Two cases will decide whether police can peek at your selfies

The US Supreme Court on Friday agreed to hear a pair of cases to determine whether police need a warrant to search the mobile phones of people they have arrested.

The Fourth Amendment to the US Constitution forbids "unreasonable" search and seizure, but in 1973 the Supreme Court ruled that conducting a full search of an arrestee's person and belongings was not unreasonable, even without a search warrant.

That was long before the smartphone era, however, and in more recent cases, various state and federal courts have been divided as to whether downloading the contents of a phone is the same thing as, say, looking inside a pack of cigarettes.

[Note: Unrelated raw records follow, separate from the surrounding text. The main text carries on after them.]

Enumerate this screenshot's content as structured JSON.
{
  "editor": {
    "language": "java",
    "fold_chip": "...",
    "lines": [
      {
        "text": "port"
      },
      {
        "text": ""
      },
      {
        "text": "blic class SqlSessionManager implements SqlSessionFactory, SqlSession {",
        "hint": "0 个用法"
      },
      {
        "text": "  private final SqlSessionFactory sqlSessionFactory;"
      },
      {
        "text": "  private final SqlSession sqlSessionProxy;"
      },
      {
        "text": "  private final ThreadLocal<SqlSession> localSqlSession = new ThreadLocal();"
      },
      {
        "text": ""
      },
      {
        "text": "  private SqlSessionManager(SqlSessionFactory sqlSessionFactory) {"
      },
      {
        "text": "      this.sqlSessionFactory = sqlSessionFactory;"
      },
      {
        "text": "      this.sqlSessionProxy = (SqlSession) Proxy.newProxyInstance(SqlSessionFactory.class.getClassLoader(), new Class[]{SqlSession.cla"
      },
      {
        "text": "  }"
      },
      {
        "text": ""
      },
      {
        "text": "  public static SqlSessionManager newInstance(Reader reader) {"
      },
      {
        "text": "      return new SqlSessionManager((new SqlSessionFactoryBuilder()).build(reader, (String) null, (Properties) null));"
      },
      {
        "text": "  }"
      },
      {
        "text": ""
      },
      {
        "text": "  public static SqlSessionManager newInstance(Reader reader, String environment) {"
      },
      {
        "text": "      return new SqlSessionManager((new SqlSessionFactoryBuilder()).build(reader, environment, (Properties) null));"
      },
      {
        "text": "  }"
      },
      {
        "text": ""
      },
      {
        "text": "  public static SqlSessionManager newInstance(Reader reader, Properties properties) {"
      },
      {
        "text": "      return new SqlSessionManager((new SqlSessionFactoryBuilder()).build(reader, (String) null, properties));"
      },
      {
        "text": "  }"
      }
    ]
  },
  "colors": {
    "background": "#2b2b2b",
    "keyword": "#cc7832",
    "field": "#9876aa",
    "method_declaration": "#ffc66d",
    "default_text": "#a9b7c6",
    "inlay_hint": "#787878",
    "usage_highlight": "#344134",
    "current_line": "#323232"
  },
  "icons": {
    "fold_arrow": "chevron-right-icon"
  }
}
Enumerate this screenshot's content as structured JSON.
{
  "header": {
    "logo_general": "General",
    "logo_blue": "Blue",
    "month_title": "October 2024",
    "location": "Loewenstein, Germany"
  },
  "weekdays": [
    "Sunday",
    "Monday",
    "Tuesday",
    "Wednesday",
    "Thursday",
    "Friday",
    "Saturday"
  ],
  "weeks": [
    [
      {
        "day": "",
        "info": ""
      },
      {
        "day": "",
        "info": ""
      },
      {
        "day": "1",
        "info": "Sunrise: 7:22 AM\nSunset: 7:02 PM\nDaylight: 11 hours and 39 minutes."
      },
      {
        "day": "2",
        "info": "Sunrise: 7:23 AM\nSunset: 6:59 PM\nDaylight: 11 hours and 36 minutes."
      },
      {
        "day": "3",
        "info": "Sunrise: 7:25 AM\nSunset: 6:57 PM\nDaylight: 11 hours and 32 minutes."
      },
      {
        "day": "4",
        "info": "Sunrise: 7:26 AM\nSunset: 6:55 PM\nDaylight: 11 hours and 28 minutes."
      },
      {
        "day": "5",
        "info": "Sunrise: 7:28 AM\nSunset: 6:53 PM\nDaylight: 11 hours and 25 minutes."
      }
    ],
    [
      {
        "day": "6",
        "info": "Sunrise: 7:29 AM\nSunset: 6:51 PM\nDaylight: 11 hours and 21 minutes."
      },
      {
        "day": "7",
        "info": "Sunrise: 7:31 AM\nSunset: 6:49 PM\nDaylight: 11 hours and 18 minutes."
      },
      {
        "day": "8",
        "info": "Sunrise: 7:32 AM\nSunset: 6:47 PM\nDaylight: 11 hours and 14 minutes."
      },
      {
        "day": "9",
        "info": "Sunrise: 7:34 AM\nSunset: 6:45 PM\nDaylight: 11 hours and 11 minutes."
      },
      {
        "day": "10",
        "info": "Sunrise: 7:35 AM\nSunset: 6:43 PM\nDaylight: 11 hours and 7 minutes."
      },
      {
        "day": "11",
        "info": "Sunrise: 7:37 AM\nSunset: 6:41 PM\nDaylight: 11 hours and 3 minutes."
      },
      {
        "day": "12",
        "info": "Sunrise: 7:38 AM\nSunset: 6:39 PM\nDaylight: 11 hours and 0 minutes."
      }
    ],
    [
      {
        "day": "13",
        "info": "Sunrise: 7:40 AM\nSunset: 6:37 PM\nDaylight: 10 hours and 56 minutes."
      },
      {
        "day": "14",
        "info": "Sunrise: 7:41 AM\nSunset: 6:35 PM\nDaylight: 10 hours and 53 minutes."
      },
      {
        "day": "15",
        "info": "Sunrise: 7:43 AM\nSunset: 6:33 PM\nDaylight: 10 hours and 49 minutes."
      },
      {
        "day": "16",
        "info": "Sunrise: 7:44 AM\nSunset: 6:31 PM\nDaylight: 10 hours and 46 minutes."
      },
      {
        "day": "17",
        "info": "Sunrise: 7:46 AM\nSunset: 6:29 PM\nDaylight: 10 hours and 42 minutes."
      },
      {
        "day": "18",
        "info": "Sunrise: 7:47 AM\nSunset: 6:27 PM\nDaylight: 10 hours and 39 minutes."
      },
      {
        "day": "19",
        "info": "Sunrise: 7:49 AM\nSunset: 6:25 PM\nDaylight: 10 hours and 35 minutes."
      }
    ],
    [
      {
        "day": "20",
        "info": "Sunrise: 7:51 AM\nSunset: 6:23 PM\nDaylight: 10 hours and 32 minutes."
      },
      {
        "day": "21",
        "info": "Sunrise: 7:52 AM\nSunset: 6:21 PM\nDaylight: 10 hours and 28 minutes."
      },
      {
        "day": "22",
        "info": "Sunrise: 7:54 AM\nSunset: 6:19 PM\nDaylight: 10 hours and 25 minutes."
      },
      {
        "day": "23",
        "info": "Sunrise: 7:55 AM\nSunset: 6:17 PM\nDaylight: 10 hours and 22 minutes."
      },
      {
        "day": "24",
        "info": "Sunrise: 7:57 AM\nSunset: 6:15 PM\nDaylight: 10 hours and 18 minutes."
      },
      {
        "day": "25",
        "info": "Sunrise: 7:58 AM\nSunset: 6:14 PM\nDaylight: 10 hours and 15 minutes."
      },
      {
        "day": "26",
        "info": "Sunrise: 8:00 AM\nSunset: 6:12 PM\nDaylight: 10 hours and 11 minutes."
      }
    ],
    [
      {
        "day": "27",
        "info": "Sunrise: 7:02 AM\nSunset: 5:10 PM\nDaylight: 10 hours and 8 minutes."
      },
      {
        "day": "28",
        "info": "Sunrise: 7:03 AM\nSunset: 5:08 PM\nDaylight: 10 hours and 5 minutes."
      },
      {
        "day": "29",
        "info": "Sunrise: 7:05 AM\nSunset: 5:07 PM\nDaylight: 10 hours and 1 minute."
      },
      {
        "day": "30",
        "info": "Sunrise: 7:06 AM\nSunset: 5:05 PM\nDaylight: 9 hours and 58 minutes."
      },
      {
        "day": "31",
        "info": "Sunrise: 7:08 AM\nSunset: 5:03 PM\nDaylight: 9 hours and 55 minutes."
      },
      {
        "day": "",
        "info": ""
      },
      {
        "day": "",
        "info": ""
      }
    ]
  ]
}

Appeals to the Supremes to decide the matter have come from both sides of the fence.

In one case, attorneys for David Leon Riley, a California man serving a 15-year sentence for attempted murder and other crimes, are seeking to invalidate photos, videos, and other evidence presented during his trial that police obtained from his phone without a warrant.

In convicting Riley, the court ruled that "the cell phone, which as I understand it was on [Riley's] person at the time of the arrest, would fall into the category of a booking search, the scope of which is very broad." An appeals court later upheld [PDF] that decision.

But in a separate case involving a conviction for drug sales in Massachusetts, the US First Circuit Court of Appeals sided with the defendant, arguing that law enforcement's authority to search mobile phones isn't so cut and dried.

"Today, many Americans store their most personal 'papers' and 'effects' ... in electronic format on a cell phone, carried on the person," the court wrote in its decision. "Allowing the police to search that data without a warrant any time they conduct a lawful arrest would, in our view, create 'a serious and recurring threat to the privacy of countless individuals.'" Prosecutors are hoping the Supreme Court will disagree.

In an order [PDF] issued on Friday, the high court agreed to hear both cases, although in Riley's case it said it would only hear arguments on whether the search of Riley's mobile phone violated his Fourth Amendment rights.

Notably, the court did not consolidate the two cases, which presumably means they will be argued and decided separately.

How the Supremes ultimately rule could have broad implications beyond searches of phones. In the Massachusetts case, the court observed, "The government admitted at oral argument that its interpretation of the search-incident-to-arrest exception would give law enforcement broad latitude to search any electronic device seized from a person during his lawful arrest, including a laptop computer or a tablet device such as an iPad."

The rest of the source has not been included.